Already in early Typewritings, the artist visualized forms like “cubes,” “boxes,” and “cages” on paper with her typewriter through the use of punctuation, special characters, and letters. Interlocked, overlapping, and building on each other, numerous figurations with the title Cagy Being (Käfigwesen) were created from these character forms—autonomous, fictive (character)-beings. In the title, Ruth Wolf-Rehfeldt plays with the ambiguity of language. By combining "cage" and "being," she detaches the words from their original meaning in a subversive and humorous way.
With the wall work Cagy Being (Käfigwesen) 3, now installed at MINSK, the figurations are transferred from paper to the wall. The figures resist a simple interpretation. They are about closed and open spaces and systems and therefore how boundaries and limitations can be tested and overcome. The treatment of such topics requires taking a stance, then and today, and constitutes the contemporary relevance of Wolf-Rehfeldt’s work.

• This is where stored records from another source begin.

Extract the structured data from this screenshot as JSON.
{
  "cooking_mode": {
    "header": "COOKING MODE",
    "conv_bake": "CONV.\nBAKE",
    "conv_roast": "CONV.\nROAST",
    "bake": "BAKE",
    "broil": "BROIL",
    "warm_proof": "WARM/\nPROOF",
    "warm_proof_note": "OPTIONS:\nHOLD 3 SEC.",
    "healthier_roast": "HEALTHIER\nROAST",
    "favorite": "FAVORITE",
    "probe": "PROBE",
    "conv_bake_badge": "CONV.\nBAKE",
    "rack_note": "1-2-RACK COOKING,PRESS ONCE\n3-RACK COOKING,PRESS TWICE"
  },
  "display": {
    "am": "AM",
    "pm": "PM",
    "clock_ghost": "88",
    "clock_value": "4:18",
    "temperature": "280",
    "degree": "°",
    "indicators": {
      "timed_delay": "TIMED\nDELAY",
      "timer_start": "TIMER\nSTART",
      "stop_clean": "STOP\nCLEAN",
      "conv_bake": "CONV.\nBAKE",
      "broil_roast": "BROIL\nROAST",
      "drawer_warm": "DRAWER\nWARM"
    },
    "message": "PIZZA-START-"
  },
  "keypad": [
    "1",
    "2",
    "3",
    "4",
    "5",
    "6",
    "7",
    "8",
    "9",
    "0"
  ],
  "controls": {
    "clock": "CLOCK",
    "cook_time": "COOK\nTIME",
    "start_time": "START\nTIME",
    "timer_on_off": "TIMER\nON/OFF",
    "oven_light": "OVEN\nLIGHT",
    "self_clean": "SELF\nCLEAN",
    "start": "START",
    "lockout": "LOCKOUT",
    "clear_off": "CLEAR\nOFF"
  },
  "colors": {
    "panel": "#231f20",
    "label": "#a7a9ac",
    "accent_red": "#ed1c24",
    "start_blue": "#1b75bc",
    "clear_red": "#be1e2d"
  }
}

The installation heralds the comprehensive retrospective of the artist Ruth Wolf-Rehfeldt at DAS MINSK Kunsthaus in Potsdam in early 2023. Born in Wurzen in 1932, the artist is considered a pioneer of Mail Art in the former GDR. Her work encompasses Typewritings, prints, collages, and painting. After the fall of the Berlin Wall, Wolf-Rehfehldt ceased to work as an artist. In November 2022, her work will be distinguished with the Hannah Höch Prize of the State of Berlin.